Отшатнувшись от удара воздушной волны, Женька еще крутанулся, торопливо нащупал палкой обочину и, уже ничего не соображая, только мечтая очутиться как можно дальше от этого страшного места, поспешил прочь.
История девятая, невероятная,
разразилась ровно в тот момент, когда
А был Егор Степаныч, что называется, из молодых да ранних. И биографию имел нашему времени вполне соответствующую. Поднимался, как и положено, на каких-то мутных делах, не столько коммерческих, сколько связанных с выпасом чужой коммерции и регулярной ее стрижкой – то есть сразу с организационно-руководящей работы начал. Сильно, правда, на этом не разбогател, так как над ним было еще полно народу, но пообтерся, много чем обзавелся, хорошо себя в разных кругах зарекомендовал, быстро понял, что под государственной крышей работать спокойней да и наваристей, если, конечно, субординацию соблюдать, не зарываться и исправно делиться с нужными людьми, после чего, убедив старших соратников, что там от него толку будет больше, по соответствующей стезе и двинулся. И двигался по ней вот уже лет десять – сначала в области на разных постах по возрастающей, а последние три года – на самом главном у нас.
Жанну, кстати, он с собой из области и привез, разглядев в молодой, умеренно несимпатичной, несколько пришибленной и бедновато одетой экономистке областного управления образования толкового и знающего специалиста, способного без лишних вопросов чистенько выполнить любую поставленную задачу. И ни разу до сей поры в своем выборе не разочаровался. Доверял уже практически как самому себе, никаких подлянок от нее не ждал.

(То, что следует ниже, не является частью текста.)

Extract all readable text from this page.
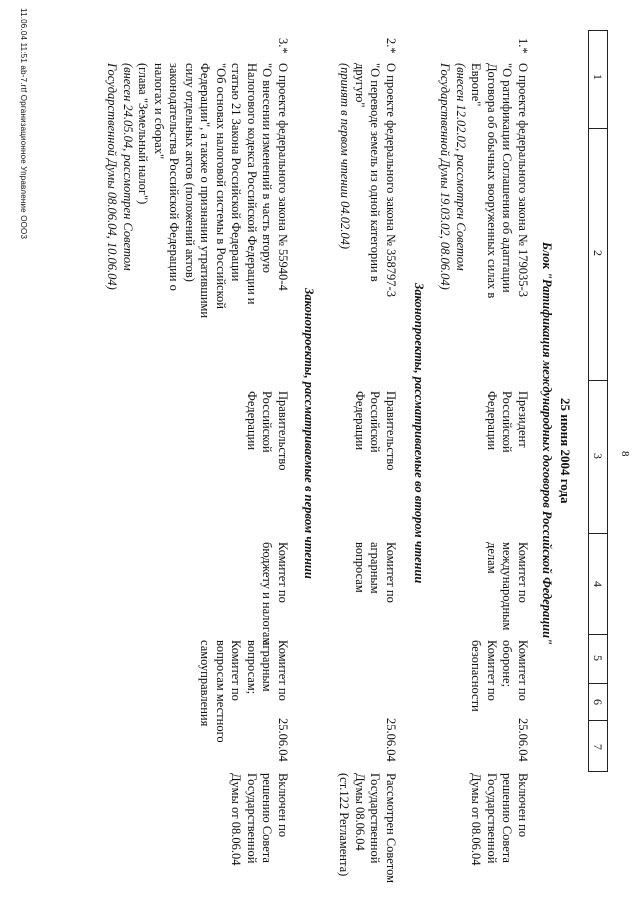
8
1
2
3
4
5
6
7
25 июня 2004 года
Блок "Ратификация международных договоров Российской Федерации"
1.*
О проекте федерального закона № 179035-3
"О ратификации Соглашения об адаптации
Договора об обычных вооруженных силах в
Европе"
(внесен 12.02.02, рассмотрен Советом
Государственной Думы 19.03.02, 08.06.04)
Президент
Российской
Федерации
Комитет по
международным
делам
Комитет по
обороне;
Комитет по
безопасности
25.06.04
Включен по
решению Совета
Государственной
Думы от 08.06.04
Законопроекты, рассматриваемые во втором чтении
2.*
О проекте федерального закона № 358797-3
"О переводе земель из одной категории в
другую"
(принят в первом чтении 04.02.04)
Правительство
Российской
Федерации
Комитет по
аграрным
вопросам
25.06.04
Рассмотрен Советом
Государственной
Думы 08.06.04
(ст.122 Регламента)
Законопроекты, рассматриваемые в первом чтении
3.*
О проекте федерального закона № 55940-4
"О внесении изменений в часть вторую
Налогового кодекса Российской Федерации и
статью 21 Закона Российской Федерации
"Об основах налоговой системы в Российской
Федерации", а также о признании утратившими
силу отдельных актов (положений актов)
законодательства Российской Федерации о
налогах и сборах"
(глава "Земельный налог")
(внесен 24.05.04, рассмотрен Советом
Государственной Думы 08.06.04, 10.06.04)
Правительство
Российской
Федерации
Комитет по
бюджету и налогам
Комитет по
аграрным
вопросам;
Комитет по
вопросам местного
самоуправления
25.06.04
Включен по
решению Совета
Государственной
Думы от 08.06.04
11.06.04 11:51 ab-7.rtf Организационное Управление ООО3
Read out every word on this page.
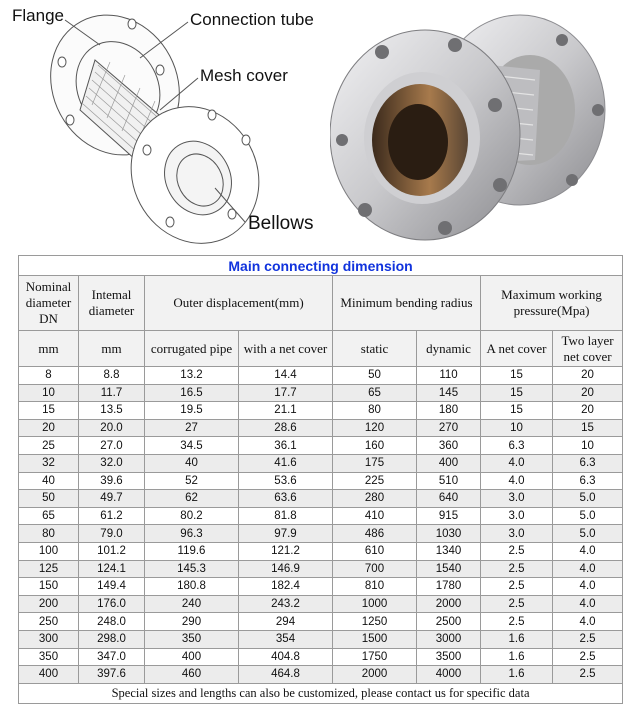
Flange	Connection tube
Mesh cover
Bellows
Main connecting dimension							
Nominal diameter DN	Intemal diameter	Outer displacement(mm)		Minimum bending radius		Maximum working pressure(Mpa)	
mm	mm	corrugated pipe	with a net cover	static	dynamic	A net cover	Two layer net cover
8	8.8	13.2	14.4	50	110	15	20
10	11.7	16.5	17.7	65	145	15	20
15	13.5	19.5	21.1	80	180	15	20
20	20.0	27	28.6	120	270	10	15
25	27.0	34.5	36.1	160	360	6.3	10
32	32.0	40	41.6	175	400	4.0	6.3
40	39.6	52	53.6	225	510	4.0	6.3
50	49.7	62	63.6	280	640	3.0	5.0
65	61.2	80.2	81.8	410	915	3.0	5.0
80	79.0	96.3	97.9	486	1030	3.0	5.0
100	101.2	119.6	121.2	610	1340	2.5	4.0
125	124.1	145.3	146.9	700	1540	2.5	4.0
150	149.4	180.8	182.4	810	1780	2.5	4.0
200	176.0	240	243.2	1000	2000	2.5	4.0
250	248.0	290	294	1250	2500	2.5	4.0
300	298.0	350	354	1500	3000	1.6	2.5
350	347.0	400	404.8	1750	3500	1.6	2.5
400	397.6	460	464.8	2000	4000	1.6	2.5
Special sizes and lengths can also be customized, please contact us for specific data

И, когда зашел в ее кабинет, милостиво приветствуя, не сразу понял, что его внезапно начало беспокоить. Он даже на ширинку свою покосился – не расстегнута ли? Хотя обычно такими проблемами среди подчиненных не заморачивался: даже если и расстегнута, и что, им-то какое дело – пусть проветривается... Нет, там все в полном порядке: граница на замке. Несуразность, похоже, в самом кабинете имелась.
Поднял глаза, глянул повнимательнее и тут же обнаружил целых две.
Первая – Жанна после отпуска была какая-то другая. Глазу неприятная. Слишком уж выпрямившаяся, не по чину расправившаяся, уверенная в себе. Раньше в его присутствии за ней такого не наблюдалось. Будто ей только что из Кремля позвонили и обещали поставить «вертушку» – такой у нее был вид.
Что же касается второй несуразности…
– Это что? – спросил он, указывая на стену позади Жанны.
– Что? – не поняла Жанна.
– Портреты где?
Действительно, на стене вместо положенных двух портретов, призванных свидетельствовать о благонадежности обитателя кабинета и его безоговорочном согласии с проводимым курсом, выделялись лишь два прямоугольных пятна. Да и выделялись как-то робко, неуверенно, едва заметно.
– А, портреты… – махнула рукой Жанна. – Я их сняла.
– Как это – сняла?
– Да они мне не нравятся.
– Что значит – не нравятся? – не поверил своим ушам Фуфаев. – Кто тебе не нравится? Кто конкретно?! – грозно спросил.